What a wake-up call from VMWare /the way they compromised your password, which just shows how even corporate networks are going to need to start using more robust encryption.

You have to have the unencrypted password from the source before you can encrypt it for comparison :)

Hola, I have a question about:
"The only thing you likely want to disallow is the use of whitespace to start or end a password."

I have seen this requirement exactly two times--both times for older systems which connected to mythical beasts called mainframes. I have never understood why or even how this type of requirement came into being--but I assumed there was some "legacy" reason.

Can you explain to me why I would want to disallow whitespace in a modern web app? Thanks, David S

Whitespace to begin or end a password can create usability issues. There's nothing wrong with whitespace within the password.

About point #3, I would beg to differ.
Users should be limited to the latin charset only (and of course, numerals, punctuation marks, etc.).
I work in a multi-cultural environment and we have different keyboards and different language encodings. If you allow users to enter passwords using the Greek alphabet for example, the user will only be able to login from a computer who has the Greek language keyboard encoding installed.
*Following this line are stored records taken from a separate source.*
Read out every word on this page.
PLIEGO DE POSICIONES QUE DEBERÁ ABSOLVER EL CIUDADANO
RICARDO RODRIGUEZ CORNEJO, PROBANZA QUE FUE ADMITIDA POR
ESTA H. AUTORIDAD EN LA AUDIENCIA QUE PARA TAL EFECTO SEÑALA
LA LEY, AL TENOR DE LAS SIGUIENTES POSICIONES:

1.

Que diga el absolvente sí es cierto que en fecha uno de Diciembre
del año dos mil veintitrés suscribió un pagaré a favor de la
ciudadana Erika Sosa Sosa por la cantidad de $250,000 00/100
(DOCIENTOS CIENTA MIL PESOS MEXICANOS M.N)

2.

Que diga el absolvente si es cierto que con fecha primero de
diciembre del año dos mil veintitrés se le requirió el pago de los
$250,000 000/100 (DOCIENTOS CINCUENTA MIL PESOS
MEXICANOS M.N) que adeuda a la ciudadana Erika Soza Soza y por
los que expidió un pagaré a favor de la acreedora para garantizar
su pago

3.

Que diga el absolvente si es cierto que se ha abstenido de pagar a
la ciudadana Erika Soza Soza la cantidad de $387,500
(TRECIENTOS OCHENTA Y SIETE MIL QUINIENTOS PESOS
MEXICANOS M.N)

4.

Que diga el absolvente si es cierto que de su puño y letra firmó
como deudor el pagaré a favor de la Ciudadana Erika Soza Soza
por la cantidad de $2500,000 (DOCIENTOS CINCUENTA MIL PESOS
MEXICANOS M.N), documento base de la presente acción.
Actually, most systems these days offer alternate keyboard entry such as the Character Palate on the Mac.

Care to elaborate a bit more on this?
I am not familiar with the "Character Palate" on Macs, but I don't understand how anyone would manage to login to a website using a password with Greek characters on a PC which does not have the Greek language keyboard encoding.
Are you suggesting that users could fire up something like the "Character Map" system utility and just select characters from there? If so, I assume you realize this is neither practical nor advisable given that most users are not even aware of the existence of such utilities.

Great post.

I can't stand when sites limit my password length, or characters. I've had sites not allow "." I'm not entering any weird or wonderful symbols, just a simple full stop. Means I have to learn another password.

And site that email you your password are just wrong. Encrypt it using a salt/hash.
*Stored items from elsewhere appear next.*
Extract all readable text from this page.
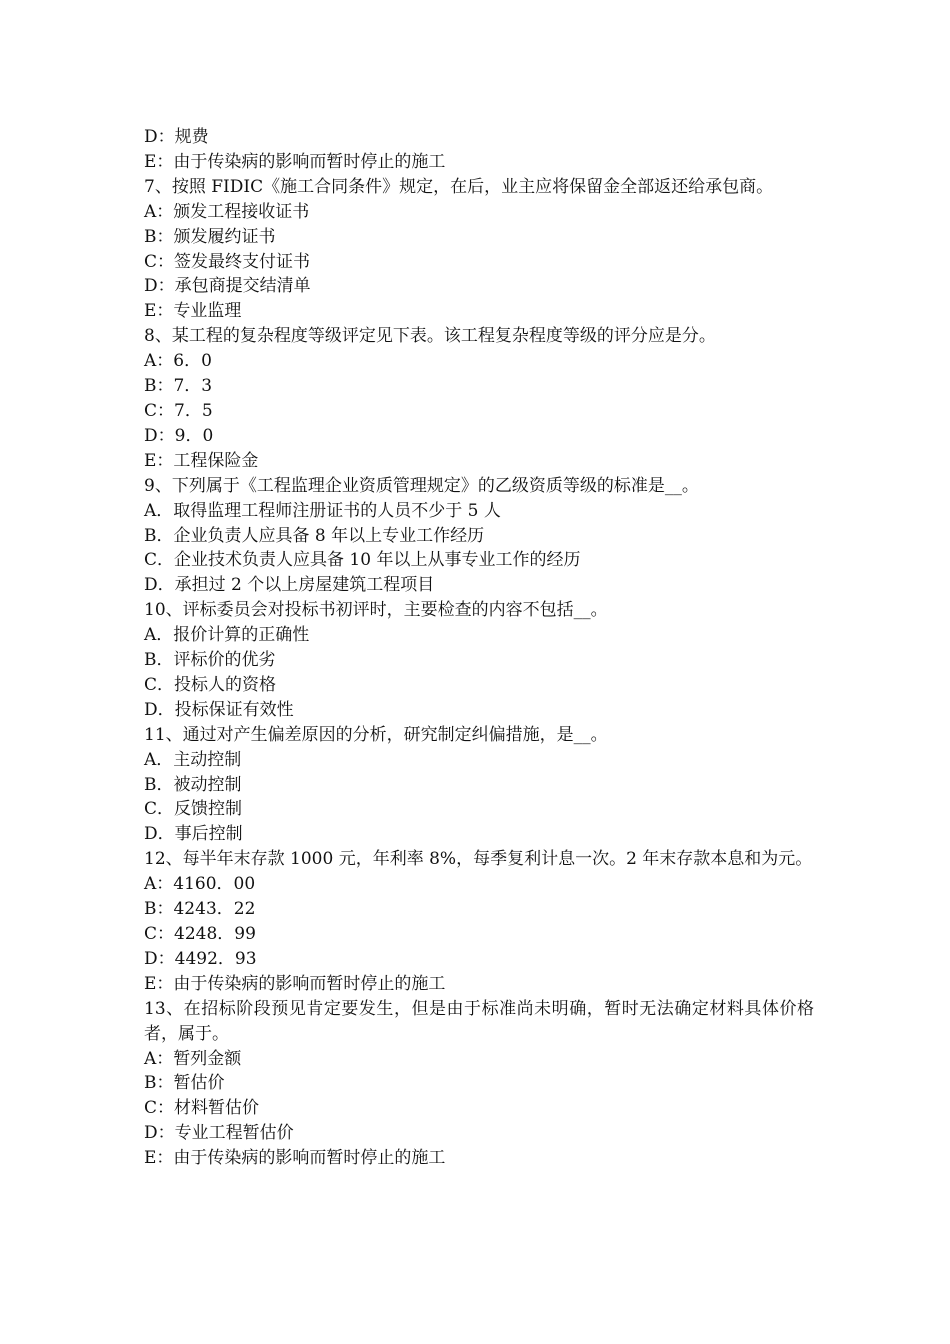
D：规费

E：由于传染病的影响而暂时停止的施工

7、按照 FIDIC《施工合同条件》规定，在后，业主应将保留金全部返还给承包商。

A：颁发工程接收证书

B：颁发履约证书

C：签发最终支付证书

D：承包商提交结清单

E：专业监理

8、某工程的复杂程度等级评定见下表。该工程复杂程度等级的评分应是分。

A：6．0

B：7．3

C：7．5

D：9．0

E：工程保险金

9、下列属于《工程监理企业资质管理规定》的乙级资质等级的标准是__。

A．取得监理工程师注册证书的人员不少于 5 人

B．企业负责人应具备 8 年以上专业工作经历

C．企业技术负责人应具备 10 年以上从事专业工作的经历

D．承担过 2 个以上房屋建筑工程项目

10、评标委员会对投标书初评时，主要检查的内容不包括__。

A．报价计算的正确性

B．评标价的优劣

C．投标人的资格

D．投标保证有效性

11、通过对产生偏差原因的分析，研究制定纠偏措施，是__。

A．主动控制

B．被动控制

C．反馈控制

D．事后控制

12、每半年末存款 1000 元，年利率 8%，每季复利计息一次。2 年末存款本息和为元。

A：4160．00

B：4243．22

C：4248．99

D：4492．93

E：由于传染病的影响而暂时停止的施工

13、在招标阶段预见肯定要发生，但是由于标准尚未明确，暂时无法确定材料具体价格者，属于。

A：暂列金额

B：暂估价

C：材料暂估价

D：专业工程暂估价

E：由于传染病的影响而暂时停止的施工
Good article, but I'd change this

"passwords are always encrypted except at the moment of comparison during an authentication operation."


"passwords are always encrypted"

Why would you decrypt a password for comparison? Just encrypt the password entered for authentication, and compare it against the stored encrypted one.

The reason people are placing a limit on password length is most likely because they *aren't* encrypting the password. Or, there are non-technical managers frustrating their programmers with idiotic requirements beyond normal, which then makes you wonder what else the system does that is less than smart...

A great solution to check out if you want to accept third party accounts like the OpenID providers (AOL, Yahoo, Google, MySpace), proprietary solutions (Facebook, Live ID) or OAuth-based solutions (Twitter) is RPX ( provided by JanRain.

Store TWO different hashes of the password. Let's say, SHA1 and MD5. You might be able to find a plaintext for either hash, but you probably won't find a plaintext that generates BOTH hashes unless it was what the user entered.

Both MD5 and SHA1 hash algorithms can be implemented in JavaScript at the browser. Thus, only the hashes ever traverse the network. To prevent replay attacks, when the server generated the login page, it includes a new unique "salt" value. The JavaScript code computes: SHA1( salt + SHA1(password) + MD5(password) ).

Since the server already has SHA1(password)+MD5(password) stored in the database, it can computed the same salted hash and compare. Every time the user gets the login page, the "salt" value is different.

@DannyB Don't do stuff like storing two hashes if you don't exactly know what you are doing. Cryptography is a complex science and providing two hashes for one password might actually introduce the chance for an attack.

If you have doubts if an up to date hashing algorithm plus salting offer enough security for you needs, don't try to improve the algorithm on your self. Hire somebody highly specialized in this kind of thing. And she probably shouldn't tinker with the algorithms either.